- Theatrical release poster
- Directed by: Allen H. Miner
- Screenplay by: Antony Ellis
- Produced by: William Conrad
- Starring: Anthony Quinn William Conrad Lita Milan Victor Millan Jorge Treviño
- Cinematography: Joseph F. Biroc
- Edited by: Michael Luciano
- Music by: Frank De Vol
- Production companies: The Associates & Aldrich Company
- Distributed by: United Artists
- Release date: April 29, 1957;
- Running time: 79 minutes
- Country: United States
- Language: English

= The Ride Back =

1957 movie

The Ride Back is a 1957 American Western film directed by Allen H. Miner and written by Antony Ellis. The film stars Anthony Quinn, William Conrad, Lita Milan, Victor Millan and Jorge Trevino and was produced by Conrad. It was released on April 29, 1957, by United Artists. It was partially filmed in Wildwood Regional Park in Thousand Oaks, California.
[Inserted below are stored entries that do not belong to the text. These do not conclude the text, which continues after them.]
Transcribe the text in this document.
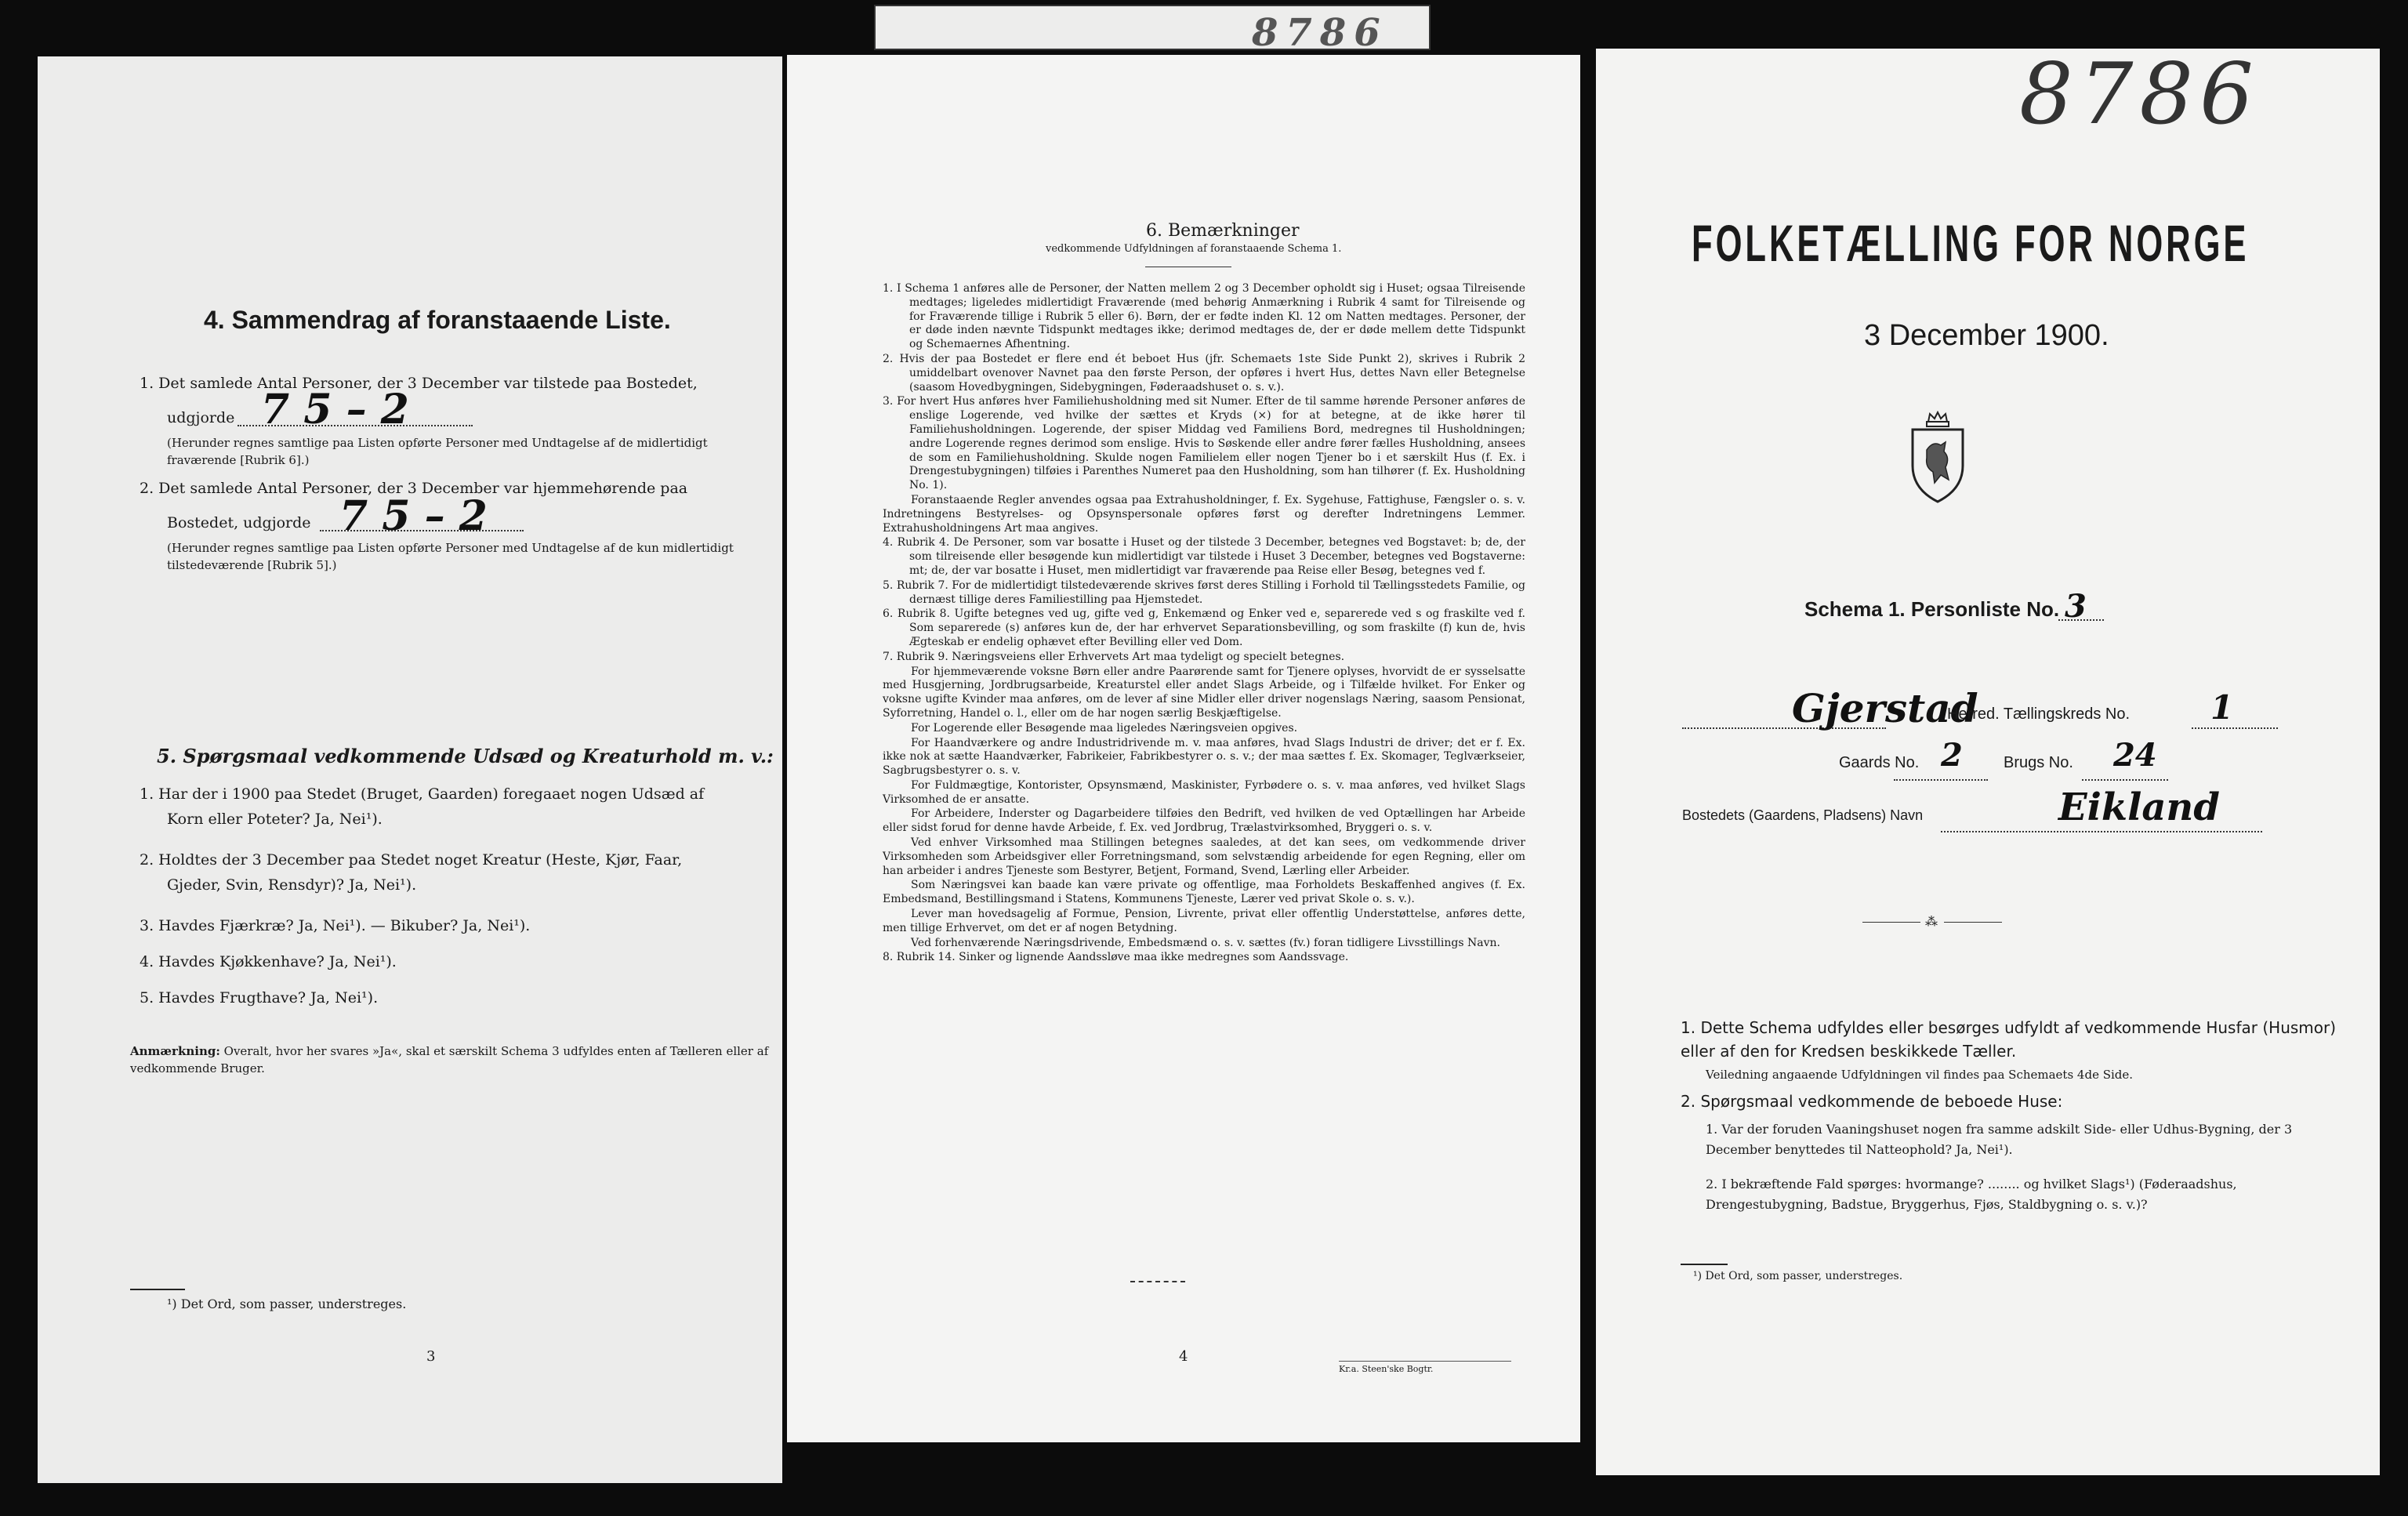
8786
4. Sammendrag af foranstaaende Liste.
1. Det samlede Antal Personer, der 3 December var tilstede paa Bostedet,
udgjorde 7 5 – 2
(Herunder regnes samtlige paa Listen opførte Personer med Undtagelse af de midlertidigt fraværende [Rubrik 6].)
2. Det samlede Antal Personer, der 3 December var hjemmehørende paa
Bostedet, udgjorde 7 5 – 2
(Herunder regnes samtlige paa Listen opførte Personer med Undtagelse af de kun midlertidigt tilstedeværende [Rubrik 5].)
5. Spørgsmaal vedkommende Udsæd og Kreaturhold m. v.:
1. Har der i 1900 paa Stedet (Bruget, Gaarden) foregaaet nogen Udsæd af
Korn eller Poteter? Ja, Nei¹).
2. Holdtes der 3 December paa Stedet noget Kreatur (Heste, Kjør, Faar,
Gjeder, Svin, Rensdyr)? Ja, Nei¹).
3. Havdes Fjærkræ? Ja, Nei¹). — Bikuber? Ja, Nei¹).
4. Havdes Kjøkkenhave? Ja, Nei¹).
5. Havdes Frugthave? Ja, Nei¹).
Anmærkning: Overalt, hvor her svares »Ja«, skal et særskilt Schema 3 udfyldes enten af Tælleren eller af vedkommende Bruger.
¹) Det Ord, som passer, understreges.
3
6. Bemærkninger
vedkommende Udfyldningen af foranstaaende Schema 1.

1. I Schema 1 anføres alle de Personer, der Natten mellem 2 og 3 December opholdt sig i Huset; ogsaa Tilreisende medtages; ligeledes midlertidigt Fraværende (med behørig Anmærkning i Rubrik 4 samt for Tilreisende og for Fraværende tillige i Rubrik 5 eller 6). Børn, der er fødte inden Kl. 12 om Natten medtages. Personer, der er døde inden nævnte Tidspunkt medtages ikke; derimod medtages de, der er døde mellem dette Tidspunkt og Schemaernes Afhentning.

2. Hvis der paa Bostedet er flere end ét beboet Hus (jfr. Schemaets 1ste Side Punkt 2), skrives i Rubrik 2 umiddelbart ovenover Navnet paa den første Person, der opføres i hvert Hus, dettes Navn eller Betegnelse (saasom Hovedbygningen, Sidebygningen, Føderaadshuset o. s. v.).

3. For hvert Hus anføres hver Familiehusholdning med sit Numer. Efter de til samme hørende Personer anføres de enslige Logerende, ved hvilke der sættes et Kryds (×) for at betegne, at de ikke hører til Familiehusholdningen. Logerende, der spiser Middag ved Familiens Bord, medregnes til Husholdningen; andre Logerende regnes derimod som enslige. Hvis to Søskende eller andre fører fælles Husholdning, ansees de som en Familiehusholdning. Skulde nogen Familielem eller nogen Tjener bo i et særskilt Hus (f. Ex. i Drengestubygningen) tilføies i Parenthes Numeret paa den Husholdning, som han tilhører (f. Ex. Husholdning No. 1).

Foranstaaende Regler anvendes ogsaa paa Extrahusholdninger, f. Ex. Sygehuse, Fattighuse, Fængsler o. s. v. Indretningens Bestyrelses- og Opsynspersonale opføres først og derefter Indretningens Lemmer. Extrahusholdningens Art maa angives.

4. Rubrik 4. De Personer, som var bosatte i Huset og der tilstede 3 December, betegnes ved Bogstavet: b; de, der som tilreisende eller besøgende kun midlertidigt var tilstede i Huset 3 December, betegnes ved Bogstaverne: mt; de, der var bosatte i Huset, men midlertidigt var fraværende paa Reise eller Besøg, betegnes ved f.

5. Rubrik 7. For de midlertidigt tilstedeværende skrives først deres Stilling i Forhold til Tællingsstedets Familie, og dernæst tillige deres Familiestilling paa Hjemstedet.

6. Rubrik 8. Ugifte betegnes ved ug, gifte ved g, Enkemænd og Enker ved e, separerede ved s og fraskilte ved f. Som separerede (s) anføres kun de, der har erhvervet Separationsbevilling, og som fraskilte (f) kun de, hvis Ægteskab er endelig ophævet efter Bevilling eller ved Dom.

7. Rubrik 9. Næringsveiens eller Erhvervets Art maa tydeligt og specielt betegnes.

For hjemmeværende voksne Børn eller andre Paarørende samt for Tjenere oplyses, hvorvidt de er sysselsatte med Husgjerning, Jordbrugsarbeide, Kreaturstel eller andet Slags Arbeide, og i Tilfælde hvilket. For Enker og voksne ugifte Kvinder maa anføres, om de lever af sine Midler eller driver nogenslags Næring, saasom Pensionat, Syforretning, Handel o. l., eller om de har nogen særlig Beskjæftigelse.

For Logerende eller Besøgende maa ligeledes Næringsveien opgives.

For Haandværkere og andre Industridrivende m. v. maa anføres, hvad Slags Industri de driver; det er f. Ex. ikke nok at sætte Haandværker, Fabrikeier, Fabrikbestyrer o. s. v.; der maa sættes f. Ex. Skomager, Teglværkseier, Sagbrugsbestyrer o. s. v.

For Fuldmægtige, Kontorister, Opsynsmænd, Maskinister, Fyrbødere o. s. v. maa anføres, ved hvilket Slags Virksomhed de er ansatte.

For Arbeidere, Inderster og Dagarbeidere tilføies den Bedrift, ved hvilken de ved Optællingen har Arbeide eller sidst forud for denne havde Arbeide, f. Ex. ved Jordbrug, Trælastvirksomhed, Bryggeri o. s. v.

Ved enhver Virksomhed maa Stillingen betegnes saaledes, at det kan sees, om vedkommende driver Virksomheden som Arbeidsgiver eller Forretningsmand, som selvstændig arbeidende for egen Regning, eller om han arbeider i andres Tjeneste som Bestyrer, Betjent, Formand, Svend, Lærling eller Arbeider.

Som Næringsvei kan baade kan være private og offentlige, maa Forholdets Beskaffenhed angives (f. Ex. Embedsmand, Bestillingsmand i Statens, Kommunens Tjeneste, Lærer ved privat Skole o. s. v.).

Lever man hovedsagelig af Formue, Pension, Livrente, privat eller offentlig Understøttelse, anføres dette, men tillige Erhvervet, om det er af nogen Betydning.

Ved forhenværende Næringsdrivende, Embedsmænd o. s. v. sættes (fv.) foran tidligere Livsstillings Navn.

8. Rubrik 14. Sinker og lignende Aandssløve maa ikke medregnes som Aandssvage.

4
Kr.a. Steen'ske Bogtr.
8786
FOLKETÆLLING FOR NORGE
3 December 1900.
Schema 1. Personliste No. 3
Gjerstad
Herred. Tællingskreds No. 1
Gaards No. 2	Brugs No. 24
Bostedets (Gaardens, Pladsens) Navn	Eikland
⁂
1. Dette Schema udfyldes eller besørges udfyldt af vedkommende Husfar (Husmor) eller af den for Kredsen beskikkede Tæller.
Veiledning angaaende Udfyldningen vil findes paa Schemaets 4de Side.
2. Spørgsmaal vedkommende de beboede Huse:
1. Var der foruden Vaaningshuset nogen fra samme adskilt Side- eller Udhus-Bygning, der 3 December benyttedes til Natteophold? Ja, Nei¹).
2. I bekræftende Fald spørges: hvormange? ........ og hvilket Slags¹) (Føderaadshus, Drengestubygning, Badstue, Bryggerhus, Fjøs, Staldbygning o. s. v.)?
¹) Det Ord, som passer, understreges.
It was produced by Robert Aldrich who called it "a good Western with psychological overtones".

==Plot==

Lawman Chris Hamish is recruited to bring gunfighter Bob Kallen back for trial on unspecified charges. Hamish is a brooding haunted man who has been a failure at everything he has done and even his own wife scorns him. Kallen, on the other hand, is very confident, charismatic and decent at heart. This Western was rather novel because it was an intense character study of the two protagonists as they embark on their odyssey. Along the way, Hamish admits to his prisoner that he wants to bring him in not so much in the name of justice, but for his own self redemption. Stalked by blood-thirsty Apaches and picking up an orphaned child whose family the Apaches have murdered, the lawman and the outlaw are forced to rely upon each other for survival and in the end develop a bond of admiration and respect.

== Cast ==
- Anthony Quinn as Bob Kallen
- William Conrad as Sheriff Chris Hamish
- Lita Milan as Elena
- Victor Millan as Father Ignatius
- Jorge Treviño as Border Guard
- Ellen Hope Monroe as Little Girl
- Joe Dominguez as Luis
- Louis Towers as Boy

==Production==
Aldrich had admired a documentary on tuna fishing directed by Miner.